= Allen B. Morgan Jr. =

American businessman

Allen Benners Morgan Jr. is an American businessman who was among the founders and served as chairman and CEO of regional brokerage firm Morgan Keegan & Company, based in Memphis, Tennessee. The firm is now owned by Raymond James Financial.

==Early life==
Morgan was born in Memphis, the son of Allen Benners Morgan and Elise Wetter Morgan. His father was the chairman and CEO of First Tennessee Bank, then known as First National Bank. (Elise Wetter Morgan died on October 23, 2011, and a private family burial was held at Elmwood Cemetery for her. Her husband pre-deceased her in 1998.) He had a sister, Elise Stratton Morgan, and brother, Henry Wetter Morgan. He attended high school at Memphis University School, and graduated in 1960.

He graduated from the University of North Carolina at Chapel Hill. Morgan could not work at First National, which had a nepotism rule, so in 1965 he began his career in the brokerage business, in the Memphis office of Courts & Co., an Atlanta-based brokerage.

==Morgan Keegan==
Two years later, at age 27, he left Courts. With some advice from his father, he started a brokerage firm with friend James Keegan. Keegan was an over-the-counter trader at Equitable Securities in Nashville. The pair recruited Robert Gooch, who was with Kohlmeyer & Co., and accountant Joseph C. Weller. The firm, Morgan Keegan, was started in 1969 with five employees and $500,000 in capital.

The firm grew, and as it did, Morgan gained respect within the financial services industry. In 2002, Morgan was selected as the chairman of the board of the Securities Industry Association.

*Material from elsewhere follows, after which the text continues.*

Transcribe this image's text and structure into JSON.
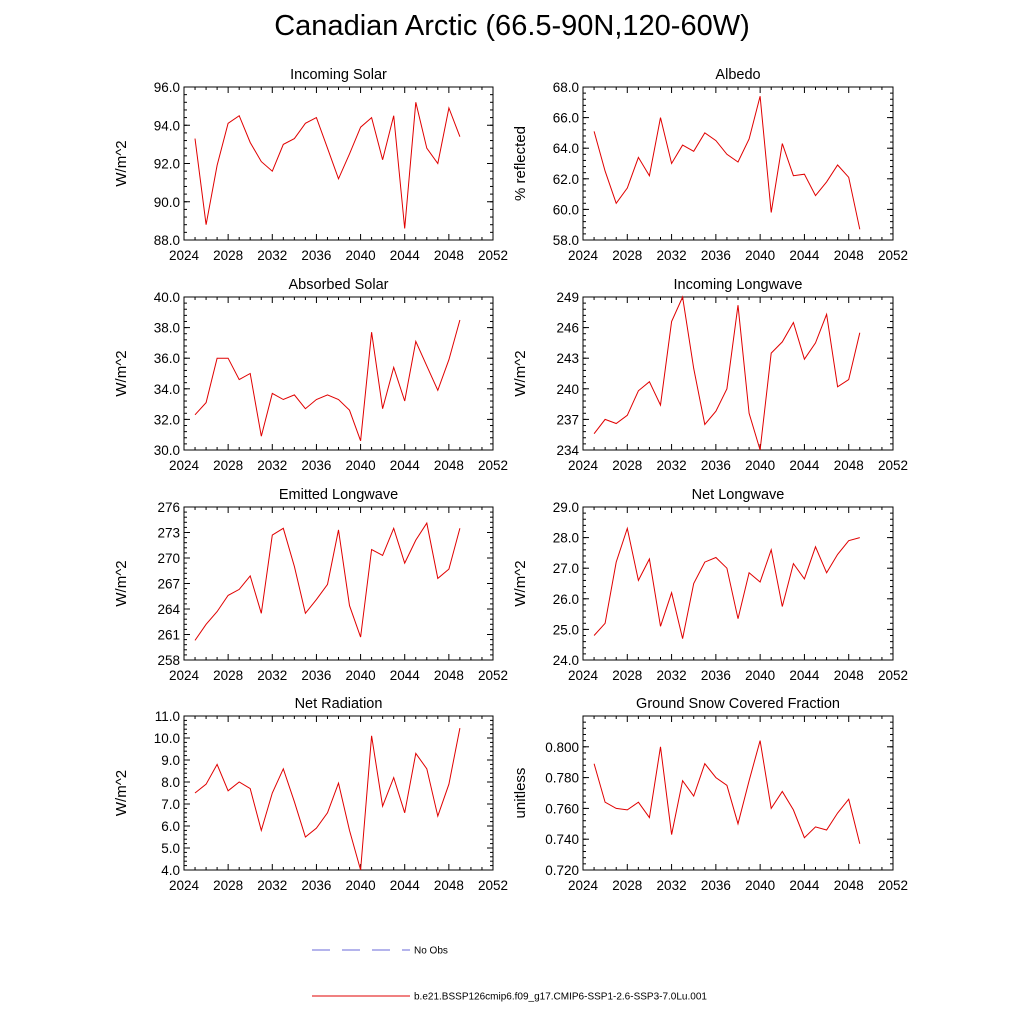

The firm's day-to-day operations was run by Morgan, as chairman and CEO, from 1969 until 2003. In 2003, he named Doug Edwards as the CEO and retained the chairman's title until his retirement on December 31, 2007.

During the merger frenzy within regional brokerages of the late 1990s and early 2000s, the firm was sold to Birmingham-based Regions Financial. Due to his concentration in Morgan Keegan stock at that time of the merger, Morgan remains the largest non-institutional shareholder of Regions, according to Bloomberg. As such, Morgan became vice chairman of Regions, although he retired from the board at the end of 2007, and remained the brokerage unit's chairman emeritus until it was sold to Raymond James Financial in 2012.

==Controversy==
In December 2010, Morgan was charged by the Securities and Exchange Commission (SEC) along with eight other directors of mutual funds. The so-called Kelsoe funds, which were bond funds that bought assets backed by subprime mortgages, collapsed in 2007 during the subprime mortgage crisis. The SEC accused that the "directors made little effort to learn how the values were being determined". The firm settled its charges in 2011, but the fund directors would hold out until 2013.

==Personal life==
Morgan is married to Musette and has three adult children: Kendall Morgan Rhodes, Musette Morgan, and Worth Morgan.

Morgan's civic and cultural involvements have included the State of Tennessee Building Finance Committee, Methodist Hospitals, the Community Foundation of Greater Memphis, Allen Morgan Health Center, Opera Memphis, and Dixon Gallery and Gardens.